WUR projects: meanwhile in Ethiopia

Development projects in Tigray have come to a halt due to war.
Ethiopians have fled their country, photo: REUTERS/Baz Ratnerr

Adriaan Vernooij, project manager at Wageningen Livestock Research, has lost contact with his research partners in the north of Ethiopia. Due to the war between government troops and militias from the rebel region of Tigray, all phone and internet connections in that region are down. Vernooij supervises applied research and runs training courses for the BRIDGE project (Building Rural Income through Inclusive Dairy Growth in Ethiopia). This project’s objective is to develop dairy farming in five Ethiopian regions. Vernooij has not been to Ethiopia for a year because of the coronavirus crisis, and now the project is out of action in Tigray.

Sesame

Flo Dirks, who works at Wageningen Centre for Development Innovation, has been working on developing the sesame sector in Tigray for the past three years. That project, due to end next month, is at a standstill now too. Dirks, who lives in the Ethiopian capital Addis Ababa, does not know how her colleagues are faring. One ex-colleague phoned her to say he had fled the violence in Ethiopia and was now in a refugee camp in South Sudan.

Close

WUR has been involved in a lot of projects in Ethiopia recently under the umbrella of Benefit: Bilateral Ethiopian-Netherlands Effort for Food, Income and Trade Partnership.
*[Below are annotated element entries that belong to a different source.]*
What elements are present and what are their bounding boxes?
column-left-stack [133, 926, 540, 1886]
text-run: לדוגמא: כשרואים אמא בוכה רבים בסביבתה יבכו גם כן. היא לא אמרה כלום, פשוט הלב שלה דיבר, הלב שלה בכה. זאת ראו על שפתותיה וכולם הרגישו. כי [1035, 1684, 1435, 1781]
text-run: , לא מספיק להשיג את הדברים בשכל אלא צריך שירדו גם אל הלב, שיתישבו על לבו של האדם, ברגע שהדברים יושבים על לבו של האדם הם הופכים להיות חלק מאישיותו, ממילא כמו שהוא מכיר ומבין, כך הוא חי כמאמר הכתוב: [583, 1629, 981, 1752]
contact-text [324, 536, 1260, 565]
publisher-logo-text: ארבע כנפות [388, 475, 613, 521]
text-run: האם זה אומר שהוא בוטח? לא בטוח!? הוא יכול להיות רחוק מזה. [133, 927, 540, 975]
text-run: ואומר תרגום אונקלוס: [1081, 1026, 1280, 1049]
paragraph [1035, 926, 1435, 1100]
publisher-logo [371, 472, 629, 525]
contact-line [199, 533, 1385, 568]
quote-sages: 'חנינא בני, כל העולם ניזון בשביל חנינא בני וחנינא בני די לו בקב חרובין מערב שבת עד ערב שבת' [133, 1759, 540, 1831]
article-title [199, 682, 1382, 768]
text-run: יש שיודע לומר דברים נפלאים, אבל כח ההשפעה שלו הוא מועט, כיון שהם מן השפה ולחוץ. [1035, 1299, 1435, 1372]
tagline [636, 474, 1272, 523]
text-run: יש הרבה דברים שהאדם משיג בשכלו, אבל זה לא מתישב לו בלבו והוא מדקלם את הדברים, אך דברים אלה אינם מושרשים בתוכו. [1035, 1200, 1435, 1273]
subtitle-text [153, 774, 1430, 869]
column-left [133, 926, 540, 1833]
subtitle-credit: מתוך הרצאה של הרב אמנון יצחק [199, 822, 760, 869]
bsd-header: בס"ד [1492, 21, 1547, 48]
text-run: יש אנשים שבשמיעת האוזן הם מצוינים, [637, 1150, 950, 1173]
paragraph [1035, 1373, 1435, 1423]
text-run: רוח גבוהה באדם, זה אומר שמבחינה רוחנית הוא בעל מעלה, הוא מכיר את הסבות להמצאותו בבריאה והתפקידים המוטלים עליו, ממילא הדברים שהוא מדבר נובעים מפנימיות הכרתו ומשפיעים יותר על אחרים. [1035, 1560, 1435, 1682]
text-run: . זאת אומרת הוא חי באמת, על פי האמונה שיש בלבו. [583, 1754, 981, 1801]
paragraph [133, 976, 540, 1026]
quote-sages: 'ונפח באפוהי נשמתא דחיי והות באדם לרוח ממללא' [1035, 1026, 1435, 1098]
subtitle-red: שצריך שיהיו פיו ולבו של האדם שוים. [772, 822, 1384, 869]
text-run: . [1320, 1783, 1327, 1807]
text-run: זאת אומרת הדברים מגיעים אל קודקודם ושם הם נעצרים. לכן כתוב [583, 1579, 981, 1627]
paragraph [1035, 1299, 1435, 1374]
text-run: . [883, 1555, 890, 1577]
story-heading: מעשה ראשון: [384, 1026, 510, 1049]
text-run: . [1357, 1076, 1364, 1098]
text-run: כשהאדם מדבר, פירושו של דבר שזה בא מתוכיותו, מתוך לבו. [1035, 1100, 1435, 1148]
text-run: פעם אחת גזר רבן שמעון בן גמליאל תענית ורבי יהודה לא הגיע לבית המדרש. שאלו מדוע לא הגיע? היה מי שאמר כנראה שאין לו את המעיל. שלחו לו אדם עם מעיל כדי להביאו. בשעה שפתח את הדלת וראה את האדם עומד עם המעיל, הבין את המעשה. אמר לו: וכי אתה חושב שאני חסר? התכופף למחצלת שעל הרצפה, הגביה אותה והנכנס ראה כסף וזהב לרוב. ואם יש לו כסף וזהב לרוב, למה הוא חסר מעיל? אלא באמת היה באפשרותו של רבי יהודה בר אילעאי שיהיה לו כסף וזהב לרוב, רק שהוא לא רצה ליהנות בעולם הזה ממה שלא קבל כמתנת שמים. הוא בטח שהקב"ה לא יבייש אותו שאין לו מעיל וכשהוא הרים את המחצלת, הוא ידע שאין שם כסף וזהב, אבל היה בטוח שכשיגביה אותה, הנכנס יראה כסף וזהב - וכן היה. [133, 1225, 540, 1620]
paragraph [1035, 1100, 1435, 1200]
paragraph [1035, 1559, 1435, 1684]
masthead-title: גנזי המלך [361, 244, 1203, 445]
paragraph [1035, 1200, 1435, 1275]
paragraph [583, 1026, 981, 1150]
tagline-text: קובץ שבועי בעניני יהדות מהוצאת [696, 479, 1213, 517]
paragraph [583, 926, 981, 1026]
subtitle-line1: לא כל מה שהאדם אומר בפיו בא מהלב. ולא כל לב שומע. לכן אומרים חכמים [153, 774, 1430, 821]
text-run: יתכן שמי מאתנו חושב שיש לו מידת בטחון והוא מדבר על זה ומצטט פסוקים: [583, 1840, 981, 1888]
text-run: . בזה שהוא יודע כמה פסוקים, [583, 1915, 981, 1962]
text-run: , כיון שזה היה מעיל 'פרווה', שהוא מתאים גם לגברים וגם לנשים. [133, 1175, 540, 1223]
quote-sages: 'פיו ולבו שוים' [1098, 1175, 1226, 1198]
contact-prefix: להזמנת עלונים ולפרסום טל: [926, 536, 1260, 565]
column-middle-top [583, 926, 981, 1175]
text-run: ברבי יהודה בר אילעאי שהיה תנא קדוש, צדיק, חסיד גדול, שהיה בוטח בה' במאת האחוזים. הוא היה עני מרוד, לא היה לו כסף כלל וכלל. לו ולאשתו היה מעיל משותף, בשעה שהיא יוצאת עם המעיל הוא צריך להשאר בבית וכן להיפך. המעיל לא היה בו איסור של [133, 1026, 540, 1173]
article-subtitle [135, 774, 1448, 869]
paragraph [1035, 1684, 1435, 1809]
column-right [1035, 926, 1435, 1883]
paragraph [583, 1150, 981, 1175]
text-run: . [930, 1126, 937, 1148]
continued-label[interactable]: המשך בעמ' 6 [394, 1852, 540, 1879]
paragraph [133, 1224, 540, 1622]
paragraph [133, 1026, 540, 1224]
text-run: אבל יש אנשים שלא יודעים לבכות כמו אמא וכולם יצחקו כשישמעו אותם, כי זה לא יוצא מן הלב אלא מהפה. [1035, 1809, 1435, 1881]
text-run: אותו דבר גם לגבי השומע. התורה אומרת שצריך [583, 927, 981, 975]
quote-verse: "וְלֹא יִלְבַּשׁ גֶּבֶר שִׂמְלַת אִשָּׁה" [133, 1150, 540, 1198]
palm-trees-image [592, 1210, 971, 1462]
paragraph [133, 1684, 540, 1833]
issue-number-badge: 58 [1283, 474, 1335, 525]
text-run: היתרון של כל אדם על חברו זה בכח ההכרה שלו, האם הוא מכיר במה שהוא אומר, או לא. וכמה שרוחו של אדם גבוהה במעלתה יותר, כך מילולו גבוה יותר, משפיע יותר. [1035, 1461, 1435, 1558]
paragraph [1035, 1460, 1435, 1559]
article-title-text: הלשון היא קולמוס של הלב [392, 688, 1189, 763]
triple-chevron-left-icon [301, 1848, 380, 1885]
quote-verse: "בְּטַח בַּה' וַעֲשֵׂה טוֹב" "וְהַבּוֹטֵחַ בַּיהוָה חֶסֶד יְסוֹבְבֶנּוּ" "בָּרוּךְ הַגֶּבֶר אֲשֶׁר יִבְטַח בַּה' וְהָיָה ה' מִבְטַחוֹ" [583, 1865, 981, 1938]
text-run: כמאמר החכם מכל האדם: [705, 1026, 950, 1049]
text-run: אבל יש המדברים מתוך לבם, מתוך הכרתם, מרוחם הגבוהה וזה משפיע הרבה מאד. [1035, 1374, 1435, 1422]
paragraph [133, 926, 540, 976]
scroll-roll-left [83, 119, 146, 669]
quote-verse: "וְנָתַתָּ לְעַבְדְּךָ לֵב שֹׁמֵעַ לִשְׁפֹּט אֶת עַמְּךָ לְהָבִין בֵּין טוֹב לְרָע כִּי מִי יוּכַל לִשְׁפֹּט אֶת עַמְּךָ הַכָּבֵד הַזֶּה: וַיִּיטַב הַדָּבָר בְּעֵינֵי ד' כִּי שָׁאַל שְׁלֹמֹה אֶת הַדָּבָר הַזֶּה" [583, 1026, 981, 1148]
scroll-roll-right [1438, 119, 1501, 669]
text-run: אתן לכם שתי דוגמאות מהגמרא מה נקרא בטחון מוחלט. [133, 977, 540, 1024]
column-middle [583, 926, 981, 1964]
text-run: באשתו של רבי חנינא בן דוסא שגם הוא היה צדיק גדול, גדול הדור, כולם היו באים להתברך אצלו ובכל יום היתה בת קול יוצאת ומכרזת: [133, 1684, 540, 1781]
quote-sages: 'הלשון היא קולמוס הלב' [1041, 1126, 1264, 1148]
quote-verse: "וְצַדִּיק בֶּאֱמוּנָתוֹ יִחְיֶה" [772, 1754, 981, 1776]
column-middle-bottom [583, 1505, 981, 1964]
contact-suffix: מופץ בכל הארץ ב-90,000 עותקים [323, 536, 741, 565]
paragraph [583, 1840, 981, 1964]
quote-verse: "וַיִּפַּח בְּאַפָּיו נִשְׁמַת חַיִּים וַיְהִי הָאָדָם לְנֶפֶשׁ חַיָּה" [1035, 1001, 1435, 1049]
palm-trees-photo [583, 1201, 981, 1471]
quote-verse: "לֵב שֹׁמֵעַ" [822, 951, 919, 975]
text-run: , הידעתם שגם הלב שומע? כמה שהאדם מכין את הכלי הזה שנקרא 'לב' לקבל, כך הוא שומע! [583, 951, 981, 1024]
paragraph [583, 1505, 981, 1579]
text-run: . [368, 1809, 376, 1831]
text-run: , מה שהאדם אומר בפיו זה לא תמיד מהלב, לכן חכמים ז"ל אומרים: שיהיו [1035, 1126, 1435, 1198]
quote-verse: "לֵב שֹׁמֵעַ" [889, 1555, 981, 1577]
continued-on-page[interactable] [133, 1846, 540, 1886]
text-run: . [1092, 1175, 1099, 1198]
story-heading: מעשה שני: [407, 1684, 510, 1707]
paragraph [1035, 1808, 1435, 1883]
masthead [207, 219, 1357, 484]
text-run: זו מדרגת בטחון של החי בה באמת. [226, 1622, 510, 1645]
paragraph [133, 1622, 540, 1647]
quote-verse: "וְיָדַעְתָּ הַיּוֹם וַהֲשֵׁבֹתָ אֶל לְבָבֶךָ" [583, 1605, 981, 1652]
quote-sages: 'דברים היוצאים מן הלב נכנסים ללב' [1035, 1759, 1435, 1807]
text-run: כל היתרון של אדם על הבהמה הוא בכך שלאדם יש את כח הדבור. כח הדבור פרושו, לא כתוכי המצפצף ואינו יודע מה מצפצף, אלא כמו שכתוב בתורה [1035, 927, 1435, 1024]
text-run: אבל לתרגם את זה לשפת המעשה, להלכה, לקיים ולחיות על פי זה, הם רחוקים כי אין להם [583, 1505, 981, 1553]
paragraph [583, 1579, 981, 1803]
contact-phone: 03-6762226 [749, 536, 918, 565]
The Wageningen staff in Ethiopia have seen tensions rise in the country in the couple of years since Nobel Prize winner Abiy Ahmed became Prime Minister. Already last year, road blocks were put in place on the border between the federal regions of Tigray and Amhara. In August, plundering and reprisals started between the different ethnic groups. Abiy Ahmed postponed the elections because of the coronavirus crisis, whereupon the government of Tigray – the federal region that was formerly in power – withdrew recognition of his government. When militias from Tigray attacked a government army base, Abiy sent troops to the rebel region. Dirks: ‘Many people in the villages don’t concern themselves with politics and they are now victims of the violence.’

Air raids

You don’t see many signs of the war in Addis Ababa, says Dirks. The residents receive regular text messages from the government, which is raising funds to pay for the war. And on TV, you hear that government troops are advancing to liberate Tigray. But the militias from Tigray are well-armed. They attacked airfields in Amhara with rockets because they are being used as bases for air raids on Tigray.

Some Ethiopians are caught in the middle of this struggle. A Wageningen PhD student from Tigray was due to travel to Wageningen for his graduation ceremony, but heard in Addis Ababa that the ceremony had been postponed due to the coronavirus. Because of the war, he cannot go back to Tigray and is now stuck in the Ethiopian capital.